To what length of days, he thought, might this majestic tree not attain! and how would the earth be able to hold it if it should go on increasing in size?

But suddenly there was a fluttering in the air; and down from the bright heavens came "a watcher and an holy one," who was terrible in his strength, and whose face shone like the sun. Judgment, and not mercy, was written upon his forehead. And oh, his voice! How dreadful it sounded to the startled king, who would gladly have closed his ears to it.

"Hew down the tree," the Angel cried, with a voice of thunder, his eyes, which were like balls of fire, flashing with righteous indignation. "Hew down the tree, and cut off his branches; shake off his leaves, and scatter his fruit. Warn the beasts to get from under it, lest they be crushed with its weight. And bid the little birds leave its branches. But do not destroy the tree. Leave the stump of his roots in the earth. Let it be wet with the dew of heaven; and let his portion be with the beasts in the grass of the earth. Let his heart be changed from man's, and let a beast's heart be given unto him; and let seven times pass over him."

What a strange dream for a king to have! And how troubled his countenance was when he rose from his bed! His eyes moved restlessly from one object to another, telling of a mind ill at ease. His limbs shook; and he seemed many years older than on the previous day. His grandly-arrayed lords came round him as before, with pleasant smiles and flattering speeches. But he could heed none of them. Whatever he did, he could not give his mind to affairs of state. Try to control them as he would, his thoughts would wander back to the towering majestic tree, to its great thick trunk, its leafy branches, its rich profusion of delicious fruit affording sustenance to all the world, and to that bright but awful being who had come from heaven and pronounced over the tree that dread sentence.

What if the tree should mean himself? Who in all the wide world but himself could be compared to it for strength and majesty? Who but himself had attained to such power and magnificence? And oh! what if all should be taken away from him? What if the widely-spreading tree should indeed be cut down, its glory and its beauty and its strength alike gone?

How he wished he knew the meaning of his dream! And how anxiously he consulted the wise men who were summoned to his presence! Magicians, astrologers, Chaldæans, and soothsayers, all the wise men of Babylon came to his palace to hear his dream, and to try to tell the meaning of it.

But the effort was in vain. The dream was from heaven, and not all the vaunted wisdom of this world could interpret it. The meaning of it could only be told by one inspired by the Spirit of God who had sent it.
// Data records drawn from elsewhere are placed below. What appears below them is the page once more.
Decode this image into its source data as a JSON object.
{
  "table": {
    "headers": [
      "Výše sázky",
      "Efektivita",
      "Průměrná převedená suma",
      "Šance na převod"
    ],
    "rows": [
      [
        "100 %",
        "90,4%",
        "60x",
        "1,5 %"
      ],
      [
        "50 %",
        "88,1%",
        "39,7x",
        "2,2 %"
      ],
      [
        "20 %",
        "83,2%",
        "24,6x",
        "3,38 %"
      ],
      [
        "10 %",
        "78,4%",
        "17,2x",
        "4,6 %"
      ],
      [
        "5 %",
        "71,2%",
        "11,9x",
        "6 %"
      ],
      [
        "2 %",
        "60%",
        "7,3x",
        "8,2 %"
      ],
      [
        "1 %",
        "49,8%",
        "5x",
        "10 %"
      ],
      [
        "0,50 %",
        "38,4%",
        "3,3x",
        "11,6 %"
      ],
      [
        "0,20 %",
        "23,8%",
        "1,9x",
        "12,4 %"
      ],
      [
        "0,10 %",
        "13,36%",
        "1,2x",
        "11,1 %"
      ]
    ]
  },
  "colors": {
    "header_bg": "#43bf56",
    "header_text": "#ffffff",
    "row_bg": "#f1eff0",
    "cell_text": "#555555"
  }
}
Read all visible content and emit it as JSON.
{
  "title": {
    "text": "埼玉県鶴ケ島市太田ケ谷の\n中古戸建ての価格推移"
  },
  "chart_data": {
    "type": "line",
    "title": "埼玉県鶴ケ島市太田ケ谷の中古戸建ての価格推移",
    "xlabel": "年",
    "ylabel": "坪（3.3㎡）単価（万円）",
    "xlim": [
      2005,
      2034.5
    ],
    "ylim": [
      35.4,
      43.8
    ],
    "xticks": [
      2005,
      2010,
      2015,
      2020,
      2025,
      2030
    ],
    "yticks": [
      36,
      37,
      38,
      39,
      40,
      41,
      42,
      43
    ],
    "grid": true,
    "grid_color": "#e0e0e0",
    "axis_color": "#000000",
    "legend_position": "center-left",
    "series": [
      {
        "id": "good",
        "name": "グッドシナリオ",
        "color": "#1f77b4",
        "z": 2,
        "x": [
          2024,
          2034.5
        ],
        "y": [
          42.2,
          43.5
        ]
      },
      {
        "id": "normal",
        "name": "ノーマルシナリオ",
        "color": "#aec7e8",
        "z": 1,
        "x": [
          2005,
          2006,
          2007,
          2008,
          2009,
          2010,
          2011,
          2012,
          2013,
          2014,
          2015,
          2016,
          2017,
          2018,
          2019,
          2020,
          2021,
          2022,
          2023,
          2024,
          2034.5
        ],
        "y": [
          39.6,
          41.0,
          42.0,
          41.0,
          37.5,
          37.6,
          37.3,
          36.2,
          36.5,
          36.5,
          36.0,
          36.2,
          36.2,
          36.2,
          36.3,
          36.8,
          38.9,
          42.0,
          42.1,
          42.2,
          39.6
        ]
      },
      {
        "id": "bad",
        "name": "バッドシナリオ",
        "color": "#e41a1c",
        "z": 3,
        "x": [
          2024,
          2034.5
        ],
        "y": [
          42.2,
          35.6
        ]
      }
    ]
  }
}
Then Daniel, the Jewish captive, to whom Nebuchadnezzar had given the name of Belteshazzar, or a layer up of things in secret, was brought. Not long before he had not only told the king the meaning of a most mysterious dream that he had had, but he had also recalled the dream itself, which Nebuchadnezzar had forgotten. And as an interpreter of dreams and the wisest of mortals, his fame had spread far and wide; and Nebuchadnezzar could see that the Jewish prophet had a wisdom far surpassing that of his wisest and most skilled magicians.

So the strange dream of the mighty tree cut down was told to the Jewish captive, and the usually calm face of the prophet grew dark and troubled as that of the king.

"Do not be distressed by the dream or its interpretation, Belteshazzar," Nebuchadnezzar said in his gentlest tones; for he saw that the dream meant something bad, and that Daniel did not like to tell him. "Show me the interpretation."